Beauty products with Aloe Vera Gel extract :
- Facial serums, creams, and balms
- Cleansers and exfoliators
- Lip balms
- Face masks
- Shaving cream and after-shaving Aloe Vera gel products
- Hand creams and lotions
- Moisturizers for body care and shower gels
- Sun protection lotions and after-sun products
The best products are the ones that have a high content of Aloe Vera pure gel. To enjoy the benefits of this fantastic plant’s skin, choosing carefully between the multitude of products on the market is recommended. More than the price or the packaging, attention should be placed on the ingredients’ composition and the producer’s story.
You may start your Aloe Vera cosmetics journey with Key West Aloe, a company that knows everything about this plant. Visit their Aloe Vera skincare products page to discover a range of goods such as deodorants, fragrances, sun protection, and even pet care items, all infused with the best quality Aloe Vera gel.
Substitutes for Aloe Vera gel
The Aloe Vera gel for skin can be replaced by the ingestion of Aloe juice or natural supplements containing mixed medicinal plants and a small amount of Aloe Vera extract.
Coconut oil or creams containing its extract can be used for eczema, psoriasis, dermatitis, or to deeply moisturize the skin. The coconut oil contains antiseptic substances that reduce the growth of bacteria and relieves skin itchiness.
Shea or cocoa butter both contain lots of nutrients and are highly moisturizing.

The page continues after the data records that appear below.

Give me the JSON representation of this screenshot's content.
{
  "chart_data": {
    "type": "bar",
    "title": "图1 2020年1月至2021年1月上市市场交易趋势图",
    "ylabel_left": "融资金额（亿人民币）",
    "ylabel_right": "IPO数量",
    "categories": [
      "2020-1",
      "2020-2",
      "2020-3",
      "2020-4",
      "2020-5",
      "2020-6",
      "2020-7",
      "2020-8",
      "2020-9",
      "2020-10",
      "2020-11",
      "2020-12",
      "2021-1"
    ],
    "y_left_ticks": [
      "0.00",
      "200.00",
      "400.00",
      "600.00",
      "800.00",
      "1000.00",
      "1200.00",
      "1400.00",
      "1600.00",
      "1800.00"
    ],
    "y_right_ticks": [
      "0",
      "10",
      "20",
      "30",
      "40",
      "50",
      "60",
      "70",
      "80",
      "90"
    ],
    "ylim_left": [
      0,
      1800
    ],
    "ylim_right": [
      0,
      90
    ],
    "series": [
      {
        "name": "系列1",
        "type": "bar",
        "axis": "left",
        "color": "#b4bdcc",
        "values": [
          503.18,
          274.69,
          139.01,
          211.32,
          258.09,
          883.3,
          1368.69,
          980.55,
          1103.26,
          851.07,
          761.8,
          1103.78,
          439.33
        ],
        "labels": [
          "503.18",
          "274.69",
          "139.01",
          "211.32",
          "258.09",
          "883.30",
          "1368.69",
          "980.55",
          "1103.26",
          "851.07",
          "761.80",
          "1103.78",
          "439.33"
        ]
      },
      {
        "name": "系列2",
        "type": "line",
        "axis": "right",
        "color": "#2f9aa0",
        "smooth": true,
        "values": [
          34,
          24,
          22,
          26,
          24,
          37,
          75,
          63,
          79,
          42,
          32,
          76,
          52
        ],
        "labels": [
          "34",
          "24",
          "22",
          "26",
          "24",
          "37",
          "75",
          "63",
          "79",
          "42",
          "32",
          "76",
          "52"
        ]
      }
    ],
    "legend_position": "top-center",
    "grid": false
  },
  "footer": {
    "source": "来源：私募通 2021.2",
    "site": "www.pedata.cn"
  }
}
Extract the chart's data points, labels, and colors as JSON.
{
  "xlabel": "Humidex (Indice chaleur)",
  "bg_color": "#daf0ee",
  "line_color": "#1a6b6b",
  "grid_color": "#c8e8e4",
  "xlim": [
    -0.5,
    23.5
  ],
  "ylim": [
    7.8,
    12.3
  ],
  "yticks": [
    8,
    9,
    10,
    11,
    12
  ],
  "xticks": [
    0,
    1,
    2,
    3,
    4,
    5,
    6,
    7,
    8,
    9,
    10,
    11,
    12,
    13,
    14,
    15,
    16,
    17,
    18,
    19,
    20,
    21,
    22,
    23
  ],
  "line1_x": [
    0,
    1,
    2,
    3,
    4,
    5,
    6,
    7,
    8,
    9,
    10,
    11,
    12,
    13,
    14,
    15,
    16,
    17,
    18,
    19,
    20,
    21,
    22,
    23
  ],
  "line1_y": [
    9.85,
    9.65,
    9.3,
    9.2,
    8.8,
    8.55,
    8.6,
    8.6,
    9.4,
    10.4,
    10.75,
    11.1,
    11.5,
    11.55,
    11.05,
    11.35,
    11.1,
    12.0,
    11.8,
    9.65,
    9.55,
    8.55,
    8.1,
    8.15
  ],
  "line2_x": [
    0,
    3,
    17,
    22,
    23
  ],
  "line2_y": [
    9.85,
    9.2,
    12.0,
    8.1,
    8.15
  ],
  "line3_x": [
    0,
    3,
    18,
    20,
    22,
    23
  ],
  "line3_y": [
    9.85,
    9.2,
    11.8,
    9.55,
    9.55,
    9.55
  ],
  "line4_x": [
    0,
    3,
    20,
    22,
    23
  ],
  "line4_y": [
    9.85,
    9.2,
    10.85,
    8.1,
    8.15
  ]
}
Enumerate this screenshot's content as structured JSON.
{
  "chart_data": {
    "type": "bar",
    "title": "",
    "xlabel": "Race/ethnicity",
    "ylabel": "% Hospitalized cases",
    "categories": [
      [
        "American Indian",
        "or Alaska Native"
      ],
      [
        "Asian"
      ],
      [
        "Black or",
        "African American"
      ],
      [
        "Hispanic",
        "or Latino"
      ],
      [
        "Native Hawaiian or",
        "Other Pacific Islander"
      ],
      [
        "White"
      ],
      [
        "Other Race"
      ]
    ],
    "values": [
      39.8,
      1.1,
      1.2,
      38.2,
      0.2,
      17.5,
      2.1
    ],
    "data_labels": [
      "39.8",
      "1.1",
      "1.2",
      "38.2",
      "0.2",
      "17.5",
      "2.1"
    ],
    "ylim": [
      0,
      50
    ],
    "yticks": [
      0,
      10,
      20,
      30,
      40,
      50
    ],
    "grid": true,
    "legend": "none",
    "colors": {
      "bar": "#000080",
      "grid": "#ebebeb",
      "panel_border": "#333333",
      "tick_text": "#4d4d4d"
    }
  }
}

When prescribed by a doctor, hydrocortisone cream treats topical skin issues like skin rashes, atopic dermatitis, eczema, and psoriasis.
Olive oil has a high amount of nutrients that restore the skin’s elasticity and is known to soothe scratch marks, minor burns, and incisions.
Witch hazel can be an alternative to the Aloe Vera gel when the need for an antiseptic and astringent action is required. Its medical properties are also associated with the improvement of lesser skin damage (bug bites, scratches, and small cuts).
Calendula balm or cream is another well-known contender to treat minor skin lesions, irritation, and even bruising. Moreover, Calendula has a proven healing action on open wound injuries and burns due to its therapeutic property of helping tissue repair process through improving blood circulation.
As with all products, creams, and ointments containing herbal extracts and remedies, they must be used with care. Ingredients that work for some users might cause irritation on others. Always ensure that you check the ingredients contained, their purity, and test try on a patch of skin to avoid unpleasant surprises.
Ask a dermatologist or your doctor on the use of pure Aloe Vera gel directly on the skin whenever in doubt. They may suggest using cosmetic products with a lower Aloe Vera extract content or offering a list of alternatives.